Applied AI and Machine Learning – Address Parsing – Old problem, new solution
Machine learning and AI are very rapidly moving from the realm of research to business and consumer applications. It already powers many critical functions of large business like Google, Facebook and Amazon. AI can generally be defined as software that perceives its environment and adapts to new information, predicts outcomes to make decisions and take action, and continually learns from every interaction to optimize towards its goals.
The type of AI that we focus on today all generally falls within the category of Weak or Narrow AI, which is software that equals or exceeds human effectiveness or efficiency for specific tasks. In the context of Process automation, this can be extremely powerful, since almost all tasks that make up a process are domain bound and deal with problems in a very specific context.
Address Parsing: Address parsing is an age old problem and can be fairly complex. Usually this is solved using a combination of pattern matching or string parsing. The task is made even more complex, when you do not know whether the text that needs to be parsed contains an address or not, and whether it contains any other extraneous information. There are commercial services that provide address correction and standardization, however, that opens up other privacy and security concerns (especially when you dont know what is in the text being analyzed).

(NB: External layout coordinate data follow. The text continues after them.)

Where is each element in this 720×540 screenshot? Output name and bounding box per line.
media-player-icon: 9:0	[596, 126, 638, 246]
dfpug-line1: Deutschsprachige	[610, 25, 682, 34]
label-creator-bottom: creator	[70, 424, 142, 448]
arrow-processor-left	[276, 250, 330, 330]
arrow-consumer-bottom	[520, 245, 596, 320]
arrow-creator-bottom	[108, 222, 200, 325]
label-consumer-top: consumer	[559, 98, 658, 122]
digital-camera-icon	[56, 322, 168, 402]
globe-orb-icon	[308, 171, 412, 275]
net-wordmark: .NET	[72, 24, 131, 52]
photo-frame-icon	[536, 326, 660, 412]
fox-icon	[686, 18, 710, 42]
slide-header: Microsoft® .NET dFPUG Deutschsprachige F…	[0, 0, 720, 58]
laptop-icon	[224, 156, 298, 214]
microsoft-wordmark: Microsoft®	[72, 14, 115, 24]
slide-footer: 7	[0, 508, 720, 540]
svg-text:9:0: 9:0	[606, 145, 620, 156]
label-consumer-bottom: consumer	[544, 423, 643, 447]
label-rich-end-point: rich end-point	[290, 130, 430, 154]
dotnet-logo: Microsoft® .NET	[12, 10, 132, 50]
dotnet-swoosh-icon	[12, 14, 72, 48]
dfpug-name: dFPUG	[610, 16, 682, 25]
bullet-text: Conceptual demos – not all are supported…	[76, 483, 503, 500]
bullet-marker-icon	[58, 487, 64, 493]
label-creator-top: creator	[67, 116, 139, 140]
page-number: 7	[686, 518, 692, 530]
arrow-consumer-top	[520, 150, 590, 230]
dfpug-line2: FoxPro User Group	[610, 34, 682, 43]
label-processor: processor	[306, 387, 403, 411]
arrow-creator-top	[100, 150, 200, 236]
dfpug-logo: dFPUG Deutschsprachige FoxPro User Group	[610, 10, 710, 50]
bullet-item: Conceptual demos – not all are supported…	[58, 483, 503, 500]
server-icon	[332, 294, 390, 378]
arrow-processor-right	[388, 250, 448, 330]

In our case, the task required parsing of a string that contained an address, as well as one or two recipients in the beginning and possibly some extraneous data tacked on to the end of the string. Our solution used an open source Machine Learning (Conditional Random Fields) algorithm that was pre-trained on US addresses which when combined with some simple techniques gave us almost 95% accuracy when parsing addresses in text without the data ever leaving the local machine. (Icing on the cake: we were also able to use a ML library pre-trained on western names that was able to distinguish an individual vs. a company name in the recipient list)